When getting started, what is the child being taught and how is it being taught? Who’s teaching the child and how much do they know to be able to ‘get it right from the start’? If it’s you, the parent, do you have the words and skills to teach the game correctly? Do you have the patience? Are you willing to commit to the time and energy it will take to teach the game skills? It can be quite a checklist of things to do and know to get started, and quite a challenge for the parent. Getting the child off to the right start is as important as it is to just get started, maybe more so. What the child learns early on will influence their subsequent growth in the game.

And what about changing the future of the way we compete?

Parents have the opportunity—the gift—to be able to help direct the child’s future. Before that can happen though, the parents must be willing to change many of their old beliefs. That’s not an easy thing to do. We resist anything that challenges our current beliefs and our established comfort zone, yet the only constant in life is change. And change is the hardest thing we do. Change is not merely necessary to life; It is life. Positive change will require faith in a whole new shape-shifting for a future where children can come to accept that there is no need to feel superior to or need to be better than anyone else; A future where they recognize and accept the Oneness between people rather than separation; A future where we realize that there is enough of everything to make us happy and fulfilled; A world without the need to compete but where they can co- exist with cooperation and mutual respect.

Golly! Sounds really drastic, doesn’t it? What are the alternatives? Adults can continue the current way of thinking and acting where everything is about competition and to be better than others. We can continue this idea of separateness. Which kind of future sounds better for our children?
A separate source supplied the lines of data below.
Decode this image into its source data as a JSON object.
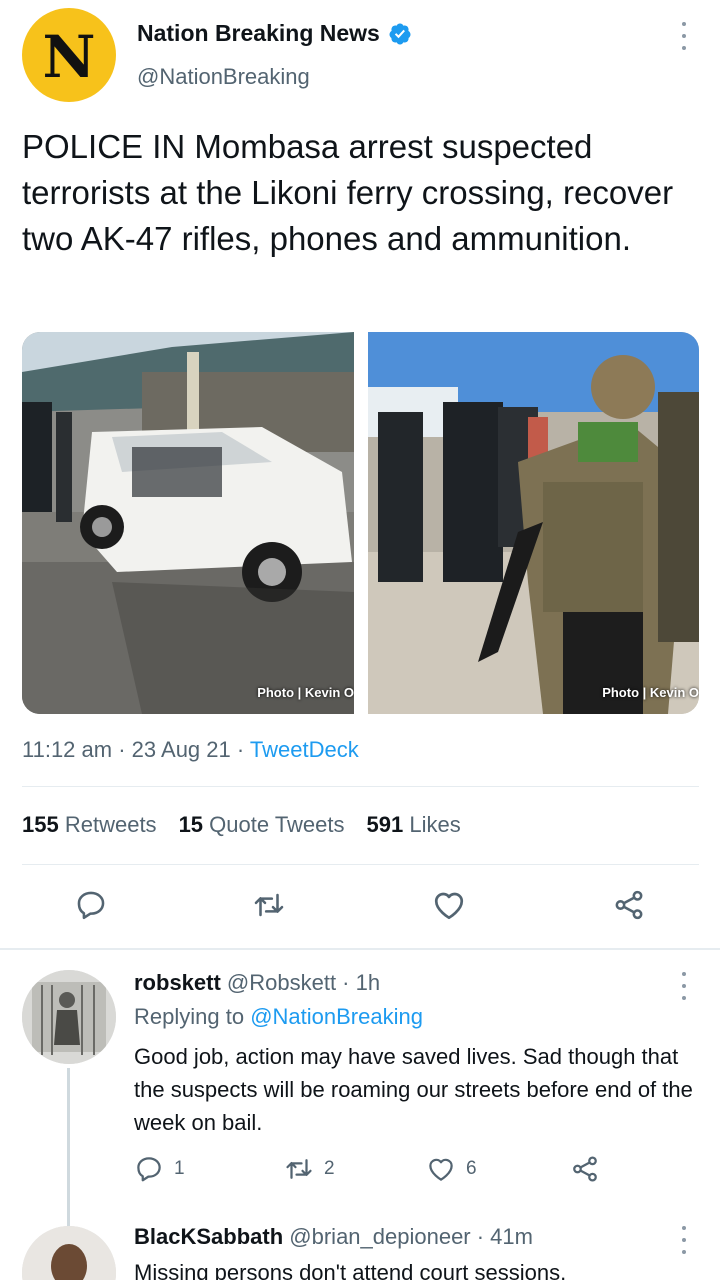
{
  "tweet": {
    "avatar_letter": "N",
    "author_name": "Nation Breaking News",
    "author_handle": "@NationBreaking",
    "text": "POLICE IN Mombasa arrest suspected terrorists at the Likoni ferry crossing, recover two AK-47 rifles, phones and ammunition.",
    "photos": [
      {
        "credit": "Photo | Kevin O"
      },
      {
        "credit": "Photo | Kevin O"
      }
    ],
    "time": "11:12 am · 23 Aug 21 · ",
    "source": "TweetDeck",
    "stats": {
      "retweets_count": "155",
      "retweets_label": "Retweets",
      "quotes_count": "15",
      "quotes_label": "Quote Tweets",
      "likes_count": "591",
      "likes_label": "Likes"
    }
  },
  "replies": [
    {
      "name": "robskett",
      "handle": "@Robskett · 1h",
      "replying_prefix": "Replying to ",
      "replying_to": "@NationBreaking",
      "text": "Good job, action may have saved lives. Sad though that the suspects will be roaming our streets before end of the week on bail.",
      "reply_count": "1",
      "retweet_count": "2",
      "like_count": "6"
    },
    {
      "name": "BlacKSabbath",
      "handle": "@brian_depioneer · 41m",
      "text": "Missing persons don't attend court sessions."
    }
  ],
  "colors": {
    "accent": "#1d9bf0",
    "avatar_bg": "#f7c21b",
    "muted_text": "#536471"
  },
  "icons": [
    "verified-badge-icon",
    "more-vert-icon",
    "reply-icon",
    "retweet-icon",
    "like-icon",
    "share-icon"
  ]
}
Changing the paradigm begins within the family. Since the child mirrors the attitudes of the parent, this exposure to parental actions and expressions shapes the child’s choices. If we can teach our children to celebrate our differences rather than to denigrate them; If we can teach them to live without hate, anger and fear by teaching them to come from a place of love, how might we change the future?

I introduced a set of concepts at a local YMCA branch where I was Sports Director. These were intended to bring a more spiritual approach to coaching and playing basketball, and to parenting. I wanted to encourage a change in the way we view winning. I felt that by coming from love and compassion rather than from trying to be better than one another, we could teach a valuable lesson in cooperative living. I used these concepts in teaching the coaches, during team practices, and in parent meetings. I gave this new element to both my life and coaching the acronym, F.U.N.C.T., in order to remember and be able to teach it more readily. I realized too, that I must have the qualities represented by these letters before I could ask them of others. F= Forgiveness of myself and others. U= Unconditional love. N= Non-judgmental. C= Compassion. T= Truthful at all times.

This simple but powerful lesson for being and becoming is now part of every lecture, team handout, and indeed, my way of life. Living and teaching these spiritual ‘laws’ is, by far, more difficult than teaching any other aspect of the game.